What are the typical computational or numerical issues encountered when manipulating the covariance matrix of (X, Y)?
When X is dimension n and Y is dimension m, the joint covariance matrix for (X, Y) becomes an (n+m) x (n+m) matrix. Common issues include:
Singularity or Near-Singularity: If any subset of variables is nearly perfectly correlated (or truly degenerate), the covariance matrix can be ill-conditioned and difficult to invert. This is frequently encountered in high-dimensional data with limited samples.
Memory Constraints: Storing and manipulating very large covariance matrices can become infeasible as n + m grows.

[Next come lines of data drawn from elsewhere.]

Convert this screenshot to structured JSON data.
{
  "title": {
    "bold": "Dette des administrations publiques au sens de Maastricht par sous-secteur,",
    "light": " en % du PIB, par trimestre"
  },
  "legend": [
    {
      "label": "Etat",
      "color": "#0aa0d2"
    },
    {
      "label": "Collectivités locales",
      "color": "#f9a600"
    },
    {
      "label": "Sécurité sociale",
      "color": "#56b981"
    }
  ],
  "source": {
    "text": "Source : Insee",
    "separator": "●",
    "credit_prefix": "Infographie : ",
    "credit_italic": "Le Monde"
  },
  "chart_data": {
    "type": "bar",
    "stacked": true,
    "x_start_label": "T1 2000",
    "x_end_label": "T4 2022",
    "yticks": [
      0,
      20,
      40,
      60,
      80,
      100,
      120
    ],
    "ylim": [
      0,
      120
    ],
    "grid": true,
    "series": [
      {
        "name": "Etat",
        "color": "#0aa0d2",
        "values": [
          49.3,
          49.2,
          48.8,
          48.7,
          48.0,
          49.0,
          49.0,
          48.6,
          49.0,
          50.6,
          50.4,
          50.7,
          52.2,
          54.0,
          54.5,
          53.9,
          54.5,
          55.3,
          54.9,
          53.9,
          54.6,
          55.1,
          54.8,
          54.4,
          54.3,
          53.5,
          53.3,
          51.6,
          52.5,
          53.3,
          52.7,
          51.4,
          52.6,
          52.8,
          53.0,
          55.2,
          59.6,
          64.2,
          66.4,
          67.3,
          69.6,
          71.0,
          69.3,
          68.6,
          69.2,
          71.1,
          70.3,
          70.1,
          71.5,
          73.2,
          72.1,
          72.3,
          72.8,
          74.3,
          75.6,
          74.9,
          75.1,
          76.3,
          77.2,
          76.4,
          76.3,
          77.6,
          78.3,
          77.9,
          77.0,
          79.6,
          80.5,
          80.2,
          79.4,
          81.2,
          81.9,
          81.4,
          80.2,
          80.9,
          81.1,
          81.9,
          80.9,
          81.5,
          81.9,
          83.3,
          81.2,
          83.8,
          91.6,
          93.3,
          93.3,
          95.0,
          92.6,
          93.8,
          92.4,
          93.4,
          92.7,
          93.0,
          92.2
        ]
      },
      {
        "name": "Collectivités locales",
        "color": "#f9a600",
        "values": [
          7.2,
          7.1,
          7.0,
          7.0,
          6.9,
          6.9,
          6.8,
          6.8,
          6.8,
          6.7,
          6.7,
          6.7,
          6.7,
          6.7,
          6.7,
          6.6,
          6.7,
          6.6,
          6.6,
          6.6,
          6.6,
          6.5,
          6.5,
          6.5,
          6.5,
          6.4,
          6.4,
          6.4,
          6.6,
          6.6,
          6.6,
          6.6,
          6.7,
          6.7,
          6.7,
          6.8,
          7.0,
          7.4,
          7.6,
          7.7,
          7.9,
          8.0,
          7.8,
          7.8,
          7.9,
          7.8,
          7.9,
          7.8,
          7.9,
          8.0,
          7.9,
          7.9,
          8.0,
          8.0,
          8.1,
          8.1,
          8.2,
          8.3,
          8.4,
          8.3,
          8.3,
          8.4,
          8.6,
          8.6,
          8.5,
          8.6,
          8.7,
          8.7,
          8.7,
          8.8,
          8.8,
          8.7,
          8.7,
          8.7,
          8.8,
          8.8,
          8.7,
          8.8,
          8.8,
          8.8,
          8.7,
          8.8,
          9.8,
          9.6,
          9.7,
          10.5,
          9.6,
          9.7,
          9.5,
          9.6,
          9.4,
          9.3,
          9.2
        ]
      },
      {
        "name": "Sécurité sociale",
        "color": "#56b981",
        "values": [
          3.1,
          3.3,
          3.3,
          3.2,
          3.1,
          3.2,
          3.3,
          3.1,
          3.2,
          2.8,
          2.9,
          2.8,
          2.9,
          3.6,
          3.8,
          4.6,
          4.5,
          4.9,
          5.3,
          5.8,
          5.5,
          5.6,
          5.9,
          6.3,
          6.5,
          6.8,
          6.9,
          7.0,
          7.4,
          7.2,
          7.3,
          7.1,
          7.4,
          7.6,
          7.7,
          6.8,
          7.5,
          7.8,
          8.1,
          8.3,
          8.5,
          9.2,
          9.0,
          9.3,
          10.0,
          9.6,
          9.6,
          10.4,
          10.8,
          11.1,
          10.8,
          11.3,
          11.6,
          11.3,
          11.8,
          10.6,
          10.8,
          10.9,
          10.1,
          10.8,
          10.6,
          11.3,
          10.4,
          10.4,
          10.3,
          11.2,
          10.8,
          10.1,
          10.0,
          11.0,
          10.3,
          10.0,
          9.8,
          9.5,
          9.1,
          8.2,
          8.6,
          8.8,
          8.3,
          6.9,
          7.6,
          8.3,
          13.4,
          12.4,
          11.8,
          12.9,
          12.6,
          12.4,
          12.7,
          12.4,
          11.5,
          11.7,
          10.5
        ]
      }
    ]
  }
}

Stability of Factorizations: Many algorithms rely on the Cholesky decomposition (or other matrix factorizations) of the covariance matrix. Numerical instabilities may arise if the matrix is ill-conditioned, leading to inaccurate computations of densities or repeated sampling from the distribution.
A subtle pitfall is ignoring small correlations that become magnified when inverting a poorly conditioned covariance matrix. Even minor numerical round-off can lead to large errors in computing log-likelihoods or generating samples if the matrix is near-singular.
How does one handle correlation across time when (X, Y) are time series data considered at different time points?
In time series or temporal modeling, each “vector” can represent observations at certain time steps. For instance, X might represent a time series segment in one sensor or domain, and Y might represent measurements in another domain or from another sensor. Even if each time series segment is individually Gaussian, there could be cross-correlation over time between X and Y.
If X and Y are truly independent time series processes (no cross-correlation), then (X, Y) remains a valid joint Gaussian process in time.
Often in real-world signals, X and Y have some correlation at lags. In that case, they are not strictly independent, but they could still be jointly Gaussian with a certain covariance function specifying cross-lag correlations.
A potential pitfall is to treat multi-sensor data as if they were independent just because each sensor’s readings are individually well-modeled by Gaussian processes. In reality, cross-lag correlations might be significant, which influences predictions, inference, and uncertainty quantification. Proper modeling of the joint distribution in time often requires specifying a joint covariance function that accounts for how X and Y co-vary over different time points.
Does linearity of transformations apply to other common distributions beyond the normal?
In general, many distributions do not exhibit the property that an arbitrary linear combination of their components remains in the same family. For instance, the sum of two independent Poisson random variables is still Poisson only if they share the same rate parameter, but more complicated transformations (and partial independence assumptions) often break that structure. For Gamma distributions, the sum of two independent Gamma(α, β) random variables is Gamma(α1+α2, β) only if they share the same rate parameter β, and so forth.
The normal distribution is uniquely stable under linear transformations and convolution. This is one of the core reasons the normal distribution is so widely used in theory and practice. A subtle real-world pitfall occurs when one tries to assume normal-like properties with distributions that do not hold this stability under addition or convolution. The modeling consequences can be severe if the distribution is incorrectly treated as “Gaussian-like” despite clear violation of linear transformation properties.